No sábado pela manhã, na Praça do Capivari, a Banda Sinfônica abriu o dia com Ravel, Berlioz, Villa-Lobos e canções francesas, interpretadas pela meio-soprano Céline Imbert. O momento mais especial do dia, no entanto, foi o recital do violoncelista grego radicado no Brasil Dimos Goudaroulis. Ali ficou evidente a relação entre séculos, entre passado e presente, por meio do filtro da arte. Tocando as suítes para violoncelo-solo de Bach, Goudaroulis explicou a pesquisa realizada no manuscrito de Ana Magdalena Bach, segunda mulher do compositor e responsável por registrar para futuras gerações as suítes; falou das indicações deixadas por ela no que diz respeito à posição dos arcos; e explicou sua escolha de andamentos, mais rápidos do que estamos acostumados a ouvir, fazendo referência às danças que serviram de inspiração a Bach na hora de escrever as peças. Em que pese toda a pesquisa histórica, ela parece servir como referência da qual se parte e não modelo a que se deve chegar necessariamente. "Fazer música é exercitar a liberdade", ele explica.

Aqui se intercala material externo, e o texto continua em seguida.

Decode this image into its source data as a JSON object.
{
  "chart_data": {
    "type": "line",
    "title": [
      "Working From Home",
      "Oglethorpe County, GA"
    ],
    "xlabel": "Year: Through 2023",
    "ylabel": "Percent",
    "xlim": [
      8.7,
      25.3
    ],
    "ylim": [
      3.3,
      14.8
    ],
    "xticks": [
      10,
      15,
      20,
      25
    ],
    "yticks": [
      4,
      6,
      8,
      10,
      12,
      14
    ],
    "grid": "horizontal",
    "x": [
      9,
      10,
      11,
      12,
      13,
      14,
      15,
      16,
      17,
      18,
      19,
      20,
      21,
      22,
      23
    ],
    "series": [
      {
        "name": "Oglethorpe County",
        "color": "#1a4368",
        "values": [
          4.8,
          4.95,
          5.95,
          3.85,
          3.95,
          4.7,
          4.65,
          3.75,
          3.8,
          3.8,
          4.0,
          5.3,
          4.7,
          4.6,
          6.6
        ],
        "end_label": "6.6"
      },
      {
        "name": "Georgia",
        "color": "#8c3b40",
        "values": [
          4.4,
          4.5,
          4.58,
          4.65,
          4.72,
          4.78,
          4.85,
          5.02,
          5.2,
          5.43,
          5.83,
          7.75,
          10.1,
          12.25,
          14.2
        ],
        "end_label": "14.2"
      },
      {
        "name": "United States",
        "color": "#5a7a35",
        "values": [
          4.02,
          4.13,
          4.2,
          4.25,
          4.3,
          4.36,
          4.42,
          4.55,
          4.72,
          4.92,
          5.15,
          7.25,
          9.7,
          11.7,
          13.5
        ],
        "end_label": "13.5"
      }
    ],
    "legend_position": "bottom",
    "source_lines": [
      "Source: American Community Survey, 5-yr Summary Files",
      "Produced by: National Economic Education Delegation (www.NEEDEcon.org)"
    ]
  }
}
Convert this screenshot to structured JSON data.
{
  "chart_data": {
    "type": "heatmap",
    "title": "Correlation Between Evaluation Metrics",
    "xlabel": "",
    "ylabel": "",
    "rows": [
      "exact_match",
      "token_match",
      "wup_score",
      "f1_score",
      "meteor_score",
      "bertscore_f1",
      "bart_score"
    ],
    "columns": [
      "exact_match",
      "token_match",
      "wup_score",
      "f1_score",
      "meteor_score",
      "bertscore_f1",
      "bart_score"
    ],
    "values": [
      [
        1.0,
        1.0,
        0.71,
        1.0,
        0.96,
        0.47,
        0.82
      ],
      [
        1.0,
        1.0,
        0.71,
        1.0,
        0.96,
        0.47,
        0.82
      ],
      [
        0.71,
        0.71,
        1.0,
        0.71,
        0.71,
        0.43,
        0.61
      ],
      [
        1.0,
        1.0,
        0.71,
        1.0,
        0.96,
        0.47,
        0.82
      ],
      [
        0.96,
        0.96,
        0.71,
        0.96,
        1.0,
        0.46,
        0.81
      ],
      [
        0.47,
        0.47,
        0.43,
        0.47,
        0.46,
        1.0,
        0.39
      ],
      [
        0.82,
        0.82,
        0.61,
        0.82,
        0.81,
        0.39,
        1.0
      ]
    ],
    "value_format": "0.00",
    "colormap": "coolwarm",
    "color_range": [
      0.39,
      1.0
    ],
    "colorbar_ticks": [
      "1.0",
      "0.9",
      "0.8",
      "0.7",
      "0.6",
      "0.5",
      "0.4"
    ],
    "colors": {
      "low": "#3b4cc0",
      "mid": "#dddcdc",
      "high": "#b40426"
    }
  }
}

E o bis, uma criação sua em que reinventa o violoncelo como uma cítara, acabou por explicar e contextualizar sua interpretação de Bach.

Talvez por isso, no concerto da noite no Auditório Claudio Santoro, tenha parecido tão monótono o Concerto para Violino e Orquestra de Beethoven, oferecido pelo solista Shlomo Mintz e a Filarmônica de Minas Gerais, sob regência de Fábio Meccheti. A leitura de Mintz é tecnicamente impecável, não há dúvida, e o acompanhamento da Filarmônica de Minas Gerais é, em geral, seguro. Mas a escolha de andamentos tornou arrastada demais a interpretação, sem a intensidade daquela que é uma das peças seminais do compositor, que abre mão das convenções deste tipo de obra para criar uma linguagem sinfônica para a peça. Na primeira parte, destaque para dois autores franceses, em que o resultado foi mais interessante: as Metaboles, de Henri Duttileux, e as Escales, de Jacques Ibert.

GILBERTO MENDES ESTREIA HOJE OBRA SOBRE APITO DOS NAVIOS

PROTESTO: Distante da paisagem marítima, Campos do Jordão vai hoje ouvir de perto o apito dos navios. Será por meio da música do compositor santista Gilberto Mendes - um dos principais compositores brasileiros das últimas décadas, ele cruzou a Serra do Mar e chegou ontem ao alto da Serra da Mantiqueira, onde dará palestras e verá a estreia de duas novas obras - a primeira delas, Sinfonia de Navios Andantes, hoje, durante concerto do Grupo de Câmara do Festival, sob regência do francês Guillaume Bourgogne, do Conservatório de Paris.

"A música é baseada no poema Sinfonia de Navios Andantes, do escritor santista Flávio Viegas Amoreira, meu grande amigo. Tem, naturalmente, o mesmo título do poema, que é um protesto contra algumas pessoas aqui em Santos que andaram reclamando do apito dos navios, vê se é possível!", diz Mendes. "Mas não é uma sinfonia, é para grupo instrumental: flauta, clarineta, fagote, trompa, piano, marimba, dois violinos, viola, violoncelo, contrabaixo e bongos, todo o instrumental que puseram à minha disposição. Ótimos músicos entre os intérpretes, como o Carlos Tarcha, Luis Afonso Montanha, Paulo Alvares", completa.